Ghana Medical Association asked to rescind decision to go on strike
The Fair Wages and Salaries Commission (FWSC), on Monday appealed to the Ghana Medical Association (GMA) to rescind its decision to embark on a nation-wide strike over the implementation of the Single Spine Salary Structure (SSSS).
Consequently, the FWSC has assured the GMA that it was working around the clock to ensure that its members were migrated unto the SSSS by the end of October, 2011.
Mrs Eva Addo, Director in charge of Salaries, Grading, Re-grading and Job Evaluation of FWSC, made the call in an interview with GNA in Accra.
She said: “We are working hard on their migration, but for the payment of arrears, which the doctors are demanding to be paid them as far back as 2010 is negotiable and we are yet to meet them on that”.
Mrs Addo said the migration of workers in the civil service unto the SSSS was a process that was almost at the tail end.
She announced that the FWSC would from next week hold a two-week training programme on SSSS for members of the GMA.
Mrs Addo said: “it is our hope that by the time we finish with them the Controller and Accountant-General’s Department would have also finished with their part of the work so that they could receive salaries by the end of October as planned”.
The GMA at the end of their 5th National Executive Council meeting in Tamale over the weekend called for the immediate rectification of what it regarded as distortions created by the Commission in the process, leading to a delay in the migration of its members onto the SSSS.
The group threatened to embark on a nationwide strike if the migration process was not completed by 7th October 2011.

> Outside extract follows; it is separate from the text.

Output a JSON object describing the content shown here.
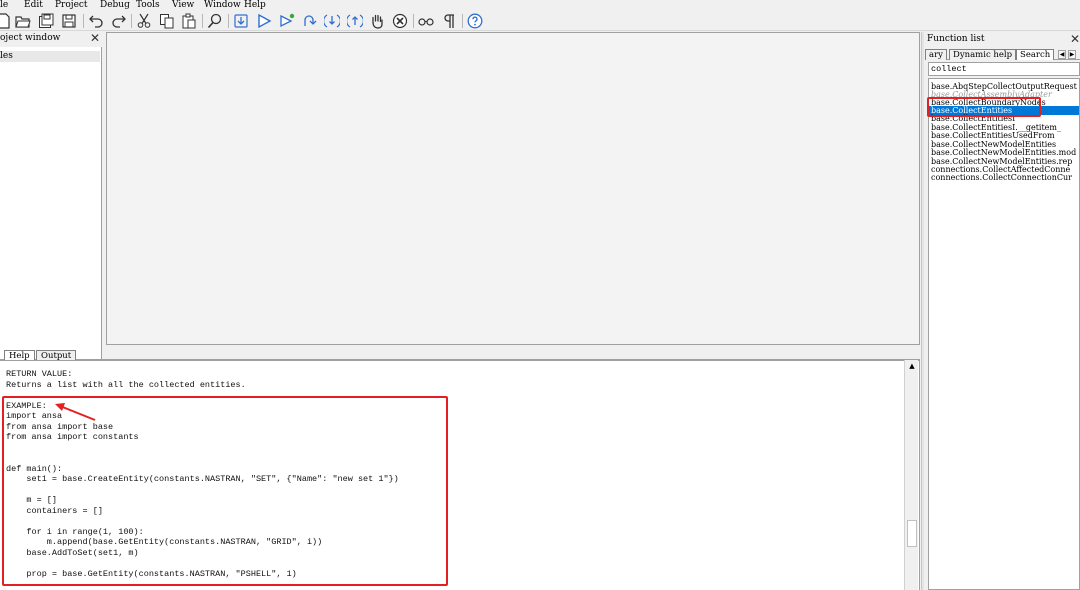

The GMA noted that it had for almost two years gone through all the processes needed for smooth implementation of the SSSS all in the spirit of negotiations with little success.
It said it had made extensive inputs into the SSSS grading structure based on scientific job evaluation and analysis in December last year, but it was disappointed at the FWSC’s distortions, which had no bearing on the job evaluation done.
The GMA said doctors were being short-changed, causing a lot of concerns resulting in agitations, frustrations and low morale, especially in the light of the current economic realities.
The National Executive Council of the GMA had decided that all issues concerning grading, market premium, inducement and other related matters should be concluded by the close of day, 7th October, 2011.
Mr Y. B. Amponsah, an Industrial Relations Consultant, called on the FWSC “to have a deeper look at the job content of the GMA and engage the GMA in dialogue to have the issues resolved.”